I'm currently struggeling with the following exercise:
Let $N \in \mathbb{N}$ and $x_1, ..., x_N \in \mathbb{R}^n$. Further let $c \in \mathbb{R}^n$. Prove by induction that there exists an $i \in \{1, ..., N \}$, such that $x_i$ is a solution to the following optimization problem:
$min_{x \in \mathbb{R}^n} c^Tx \ \ \ with \ \ \ x \in conv(x_1, ...,x_N)$
I tried the following:
I.B.: $N=1$
In this case the claim is clear.
I.H.:
There exists an $i \in \{1, ..., N \}$, such that $x_i$ is a solution to the following optimization problem:
$min_{x \in \mathbb{R}^n} c^Tx \ \ \ with \ \ \ x \in conv(x_1, ...,x_N)$
I.S.: $N \rightarrow N+1$
Let $x_1, ..., x_{N+1}$ be arbitrary points in $\mathbb{R}^n$ and let $\overline{x}$ be a solution for
$min_{x \in \mathbb{R}^n} c^Tx \ \ \ with \ \ \ x \in conv(x_1, ...,x_N)$
Since we are working with a convex hull we may consider a $\mathbb{\lambda} \in [0,1]^{N+1}$ such that
$\overline{x} = \sum_{i=1}^{N+1} \mathbb{\lambda}_ix_i \ \ \ \ and \ \ \ \ \sum_{i=1}^{N+1} \mathbb{\lambda}_i = 1$
If $\mathbb{\lambda}_{N+1} = 1$ the claim is clear. Else we may write:
$\overline{x} = (1-\mathbb{\lambda}_{N+1})*y + \mathbb{\lambda}_{N+1}*x_{N+1}$ $ \ \ \ where \ \ \ y = \sum_{i=1}^{N} \frac{\mathbb{\lambda}_i}{\sum_{j=1}^{N} \mathbb{\lambda}_i} x_i$
Now we should probably show that $\widetilde{x}$ or $x_{N+1}$ is optimal, but I don't know how to do that.

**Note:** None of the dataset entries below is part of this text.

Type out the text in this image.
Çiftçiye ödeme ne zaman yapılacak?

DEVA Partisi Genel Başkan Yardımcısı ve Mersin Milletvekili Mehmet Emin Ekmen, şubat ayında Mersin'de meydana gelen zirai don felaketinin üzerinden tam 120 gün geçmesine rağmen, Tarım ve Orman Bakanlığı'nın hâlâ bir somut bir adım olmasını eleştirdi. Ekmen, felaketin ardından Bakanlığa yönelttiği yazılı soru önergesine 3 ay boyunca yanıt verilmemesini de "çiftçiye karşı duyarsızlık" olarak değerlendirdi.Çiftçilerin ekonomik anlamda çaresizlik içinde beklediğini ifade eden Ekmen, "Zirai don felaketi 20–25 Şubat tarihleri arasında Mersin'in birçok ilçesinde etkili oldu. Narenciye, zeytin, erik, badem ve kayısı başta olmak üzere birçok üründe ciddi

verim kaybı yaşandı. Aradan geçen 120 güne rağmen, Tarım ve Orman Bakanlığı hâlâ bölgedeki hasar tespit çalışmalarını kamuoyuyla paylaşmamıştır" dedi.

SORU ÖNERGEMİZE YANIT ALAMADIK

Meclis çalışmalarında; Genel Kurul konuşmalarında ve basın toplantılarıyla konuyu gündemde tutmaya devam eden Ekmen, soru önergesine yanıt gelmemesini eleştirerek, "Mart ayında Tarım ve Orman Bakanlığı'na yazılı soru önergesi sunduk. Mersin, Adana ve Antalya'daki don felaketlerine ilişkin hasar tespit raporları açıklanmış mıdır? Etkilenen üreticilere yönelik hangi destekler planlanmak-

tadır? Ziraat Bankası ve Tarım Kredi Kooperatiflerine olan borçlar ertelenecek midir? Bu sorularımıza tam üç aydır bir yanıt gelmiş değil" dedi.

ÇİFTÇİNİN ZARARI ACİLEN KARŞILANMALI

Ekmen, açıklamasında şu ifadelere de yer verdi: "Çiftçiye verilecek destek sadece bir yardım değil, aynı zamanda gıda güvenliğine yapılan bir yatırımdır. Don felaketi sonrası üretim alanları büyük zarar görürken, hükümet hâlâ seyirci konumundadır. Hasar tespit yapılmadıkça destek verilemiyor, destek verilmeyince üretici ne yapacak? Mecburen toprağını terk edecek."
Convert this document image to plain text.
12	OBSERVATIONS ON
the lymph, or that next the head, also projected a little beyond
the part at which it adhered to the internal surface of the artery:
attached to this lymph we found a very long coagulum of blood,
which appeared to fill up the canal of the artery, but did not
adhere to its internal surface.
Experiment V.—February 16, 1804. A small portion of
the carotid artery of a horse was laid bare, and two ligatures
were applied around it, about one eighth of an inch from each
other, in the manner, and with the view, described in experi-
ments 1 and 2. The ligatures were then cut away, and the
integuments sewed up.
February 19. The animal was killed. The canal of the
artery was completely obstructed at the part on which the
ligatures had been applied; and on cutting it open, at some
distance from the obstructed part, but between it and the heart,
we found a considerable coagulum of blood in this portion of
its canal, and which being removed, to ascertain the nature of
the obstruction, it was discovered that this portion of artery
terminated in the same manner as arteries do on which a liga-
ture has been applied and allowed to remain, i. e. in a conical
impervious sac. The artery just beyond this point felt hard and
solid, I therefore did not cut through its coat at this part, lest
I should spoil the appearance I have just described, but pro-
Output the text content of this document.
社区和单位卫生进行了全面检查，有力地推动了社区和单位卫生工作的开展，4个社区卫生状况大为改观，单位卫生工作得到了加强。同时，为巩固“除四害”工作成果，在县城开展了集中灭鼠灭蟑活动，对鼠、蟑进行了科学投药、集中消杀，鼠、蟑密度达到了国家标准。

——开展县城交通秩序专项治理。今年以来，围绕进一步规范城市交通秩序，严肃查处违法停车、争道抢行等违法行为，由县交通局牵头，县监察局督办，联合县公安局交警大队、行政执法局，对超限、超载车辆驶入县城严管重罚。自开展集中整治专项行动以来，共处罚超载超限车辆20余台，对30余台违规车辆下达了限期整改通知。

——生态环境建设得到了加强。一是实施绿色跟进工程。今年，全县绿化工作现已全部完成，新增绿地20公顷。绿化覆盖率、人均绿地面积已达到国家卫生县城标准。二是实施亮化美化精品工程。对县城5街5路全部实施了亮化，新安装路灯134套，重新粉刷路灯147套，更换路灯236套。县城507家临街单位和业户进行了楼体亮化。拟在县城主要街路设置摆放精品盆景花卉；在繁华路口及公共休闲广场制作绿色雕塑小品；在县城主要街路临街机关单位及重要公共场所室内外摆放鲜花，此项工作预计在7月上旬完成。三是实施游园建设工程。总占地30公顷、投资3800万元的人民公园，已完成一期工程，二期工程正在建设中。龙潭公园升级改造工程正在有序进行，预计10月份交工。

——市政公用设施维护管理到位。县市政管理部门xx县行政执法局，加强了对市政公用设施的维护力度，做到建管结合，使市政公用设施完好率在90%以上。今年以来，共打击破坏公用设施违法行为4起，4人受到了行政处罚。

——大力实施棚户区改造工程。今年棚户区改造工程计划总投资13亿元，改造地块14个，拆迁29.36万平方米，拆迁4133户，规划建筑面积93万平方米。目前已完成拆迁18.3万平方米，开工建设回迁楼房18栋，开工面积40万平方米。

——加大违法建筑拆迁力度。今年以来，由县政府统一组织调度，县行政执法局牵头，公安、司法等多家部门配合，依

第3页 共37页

Could you help me wiht that?
Let $w = \min(c^T x_i: \; i=1\ldots N)$. If $x = \sum_i \lambda_i x_i \in \text{conv}(x_1,\ldots,x_N)$ with $\lambda_i \ge 0$, $\sum_i \lambda_i = 1$, then $c^T x = \sum_i \lambda_i c^T x_i \ge \sum_i \lambda_i w = w$.